Xilinx: A history in process innovation
Xilinx began life in 1984 using a fabless business model to manufacture its first chips, with Seiko and Monolith Memories as early foundry partners. As they moved from the 65-nm process node to lower nodes, Xilinx worked with UMC, Samsung and Toshiba to manufacture its FPGAs. Most recently, however, Xilinx has adopted TSMC's HKMG process to fabricate not only its leading-edge Kintex-7 family of FPGAs, but all their upcoming devices; including the Artix-7 and Virtex-7 FPGA families and the Zynq-7000 EPP family. This decision to migrate their entire product family places Xilinx at the forefront of the 28-nm process node.
The Kintex-7 family of FPGAs, fabricated using TMSC’s 28 nm high performance-low power process (HPL), offers low power consumption and high performance. Its target markets include next generation broadcast video-on-demand systems and next generation wireless networks among others.
The Kintex-7 device can be configured to support multiple air interfaces such as LTE, WiMAX, and WCDMA and provides built-in support for eight-channels of PCI Express (Gen1/Gen2). The Kintex-7 FPGA family of devices also takes advantage of the scalable Xilinx architecture to simplify migration from previous generation (40-nm) Virtex-6 FPGAs.
Speaking of migration, the industry’s transition from the 65-nm node, based largely on polysilicon gates and strain engineering, to metal gates with high-k gate dielectrics has proved difficult for many foundries, with the transition being fraught with technical difficulties and high costs.
Looking back at the introduction of HKMG process technology, Intel was the first to make the move to metal gates, with its 45-nm gate-last process. With TSMC as the second foundry to offer a similar gate-last metal gate process. Intel’s competitor, AMD has only recently brought its gate-first metal gate process into production for its 32-nm process node while Panasonic has adopted a metal gate with an overlying polycide for its gate-first metal gate process.
TMSC and Intel inked a deal in 2009 that saw production of some Intel Atoms and Atom-based SoC’s being migrated to TSMC. This appears to be a canny move by TSMC as the deal appears to have included the gate-last metal gate process that Intel had used at its 45-nm node. And the Kintex-7, fabricated using TSMC’s HPL process, takes much advantage of this same technology.

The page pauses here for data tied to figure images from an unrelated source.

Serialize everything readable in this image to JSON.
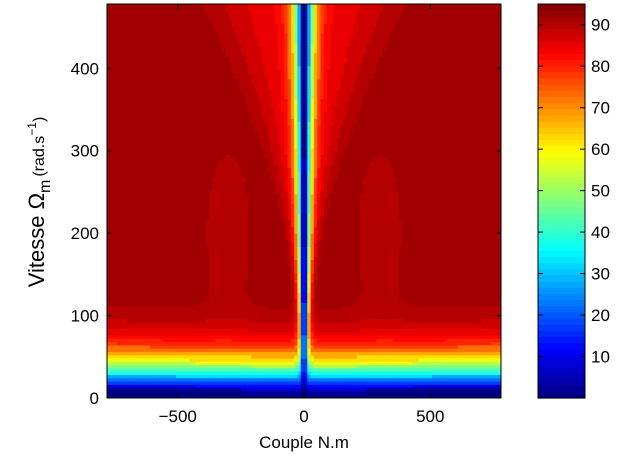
{
  "chart_data": {
    "type": "heatmap",
    "title": "",
    "xlabel": "Couple N.m",
    "ylabel": {
      "main": "Vitesse Ω",
      "subscript": "m",
      "unit_open": "(rad.s",
      "unit_sup": "−1",
      "unit_close": ")"
    },
    "xlim": [
      -780,
      780
    ],
    "ylim": [
      0,
      478
    ],
    "x_ticks": [
      {
        "value": -500,
        "label": "−500"
      },
      {
        "value": 0,
        "label": "0"
      },
      {
        "value": 500,
        "label": "500"
      }
    ],
    "y_ticks": [
      {
        "value": 0,
        "label": "0"
      },
      {
        "value": 100,
        "label": "100"
      },
      {
        "value": 200,
        "label": "200"
      },
      {
        "value": 300,
        "label": "300"
      },
      {
        "value": 400,
        "label": "400"
      }
    ],
    "colorbar": {
      "min": 0,
      "max": 95,
      "colormap": "jet",
      "ticks": [
        {
          "value": 10,
          "label": "10"
        },
        {
          "value": 20,
          "label": "20"
        },
        {
          "value": 30,
          "label": "30"
        },
        {
          "value": 40,
          "label": "40"
        },
        {
          "value": 50,
          "label": "50"
        },
        {
          "value": 60,
          "label": "60"
        },
        {
          "value": 70,
          "label": "70"
        },
        {
          "value": 80,
          "label": "80"
        },
        {
          "value": 90,
          "label": "90"
        }
      ]
    },
    "grid": false,
    "description_of_field": "efficiency map; values near 0 along torque=0 axis and at low speed, rising to ~93 at high speed and large torque",
    "contour_levels": [
      2.5,
      7.5,
      12.5,
      17.5,
      22.5,
      27.5,
      32.5,
      37.5,
      42.5,
      47.5,
      52.5,
      57.5,
      62.5,
      67.5,
      72.5,
      77.5,
      80,
      82.5,
      85,
      87.5,
      90,
      92
    ]
  }
}
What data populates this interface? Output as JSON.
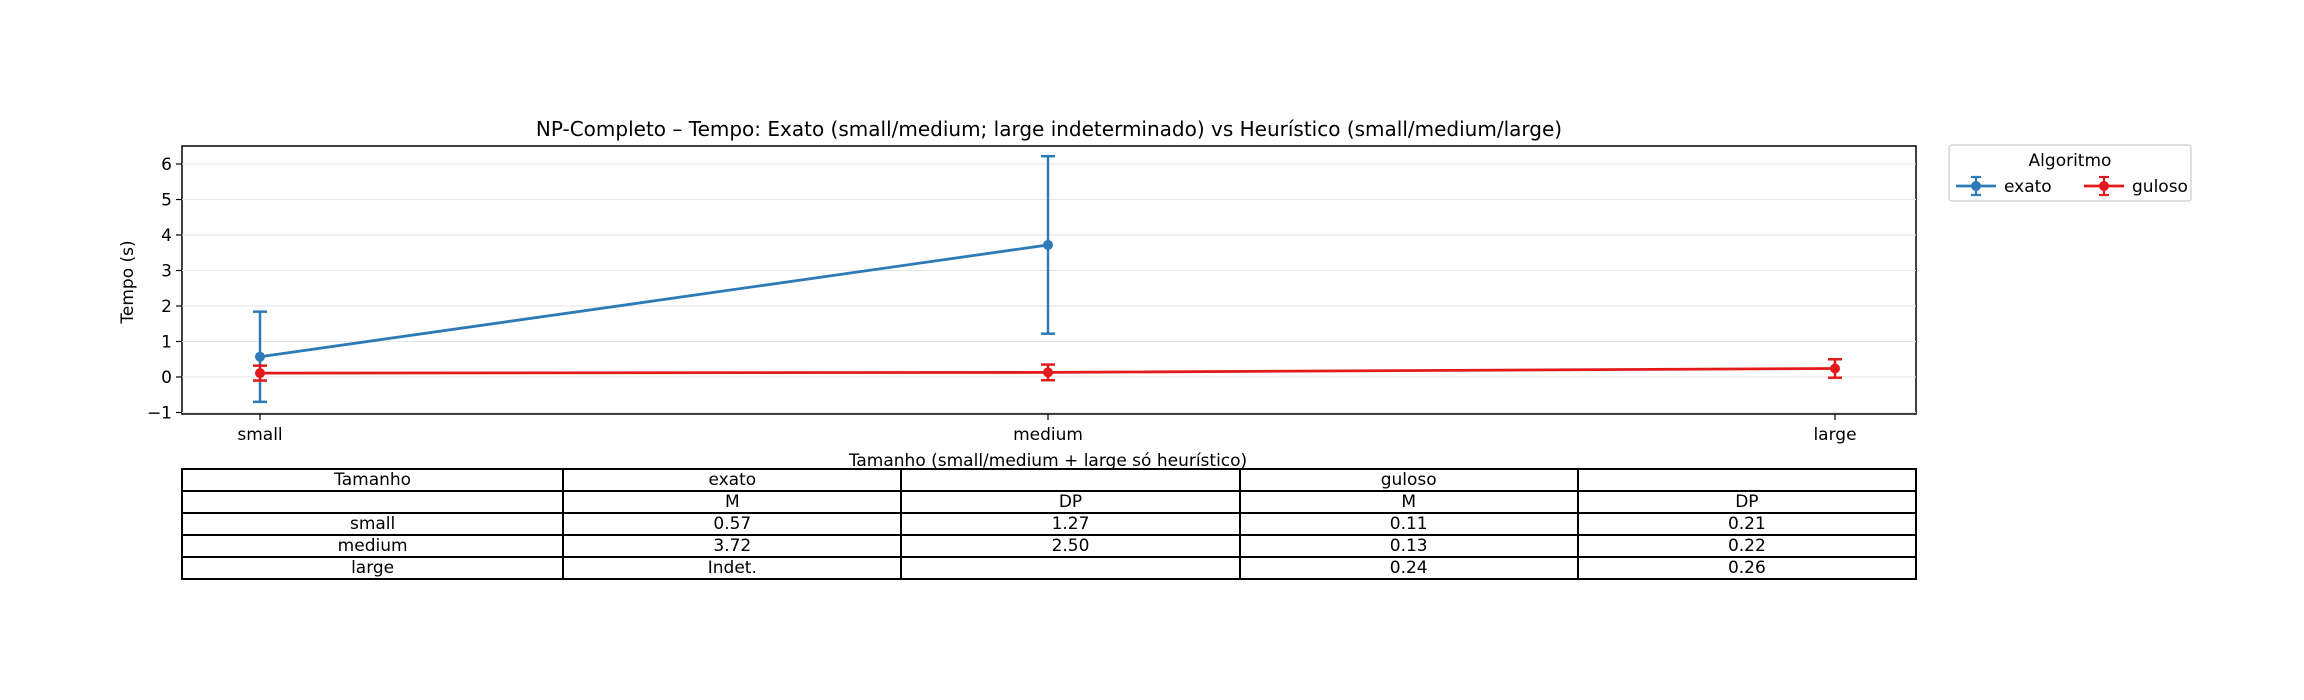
{
  "chart_data": {
    "type": "line",
    "title": "NP-Completo – Tempo: Exato (small/medium; large indeterminado) vs Heurístico (small/medium/large)",
    "xlabel": "Tamanho (small/medium + large só heurístico)",
    "ylabel": "Tempo (s)",
    "categories": [
      "small",
      "medium",
      "large"
    ],
    "ylim": [
      -1,
      6.5
    ],
    "yticks": [
      -1,
      0,
      1,
      2,
      3,
      4,
      5,
      6
    ],
    "ytick_labels": [
      "−1",
      "0",
      "1",
      "2",
      "3",
      "4",
      "5",
      "6"
    ],
    "grid": "y",
    "legend": {
      "title": "Algoritmo",
      "placement": "outside-top-right",
      "columns": 2
    },
    "series": [
      {
        "name": "exato",
        "color": "#2c7bb6",
        "marker": "circle",
        "values": [
          0.57,
          3.72,
          null
        ],
        "error": [
          1.27,
          2.5,
          null
        ]
      },
      {
        "name": "guloso",
        "color": "#e31a1c",
        "marker": "circle",
        "values": [
          0.11,
          0.13,
          0.24
        ],
        "error": [
          0.21,
          0.22,
          0.26
        ]
      }
    ]
  },
  "table": {
    "rows": [
      [
        "Tamanho",
        "exato",
        "",
        "guloso",
        ""
      ],
      [
        "",
        "M",
        "DP",
        "M",
        "DP"
      ],
      [
        "small",
        "0.57",
        "1.27",
        "0.11",
        "0.21"
      ],
      [
        "medium",
        "3.72",
        "2.50",
        "0.13",
        "0.22"
      ],
      [
        "large",
        "Indet.",
        "",
        "0.24",
        "0.26"
      ]
    ]
  }
}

Xilinx chose the simpler HKMG process as it reduced risks that came from straight High-Power (HP) or (LP) 28-nm processes. Choosing a high-performance, low-power (HPL) approach with HKMG avoided any yield and leakage issues seen with the embedded SiGe process used in the 28-nm HP process, while delivering a more cost-effective (from a manufacturing perspective) process solution. The larger voltage headroom in the HPL process also permits the selection of an operating VCC at a wider range of values resulting in a flexible power/performance strategy.
Choosing the HPL approach also provided Xilinx with the ability to avoid complex and expensive static power management schemes in the FPGA design, allowing the company to focus of developing a unified architecture across their 7 series FPGAs (such as the Artix-7 and the Virtex-7). This unified architecture provides numerous benefits to designers such as easier upward and downward migration across different FPGAs devices and families, customer code and IP reuse and common blocks (such as block RAM, DSP, I/O, clocking, interconnect logic, and memory interfaces).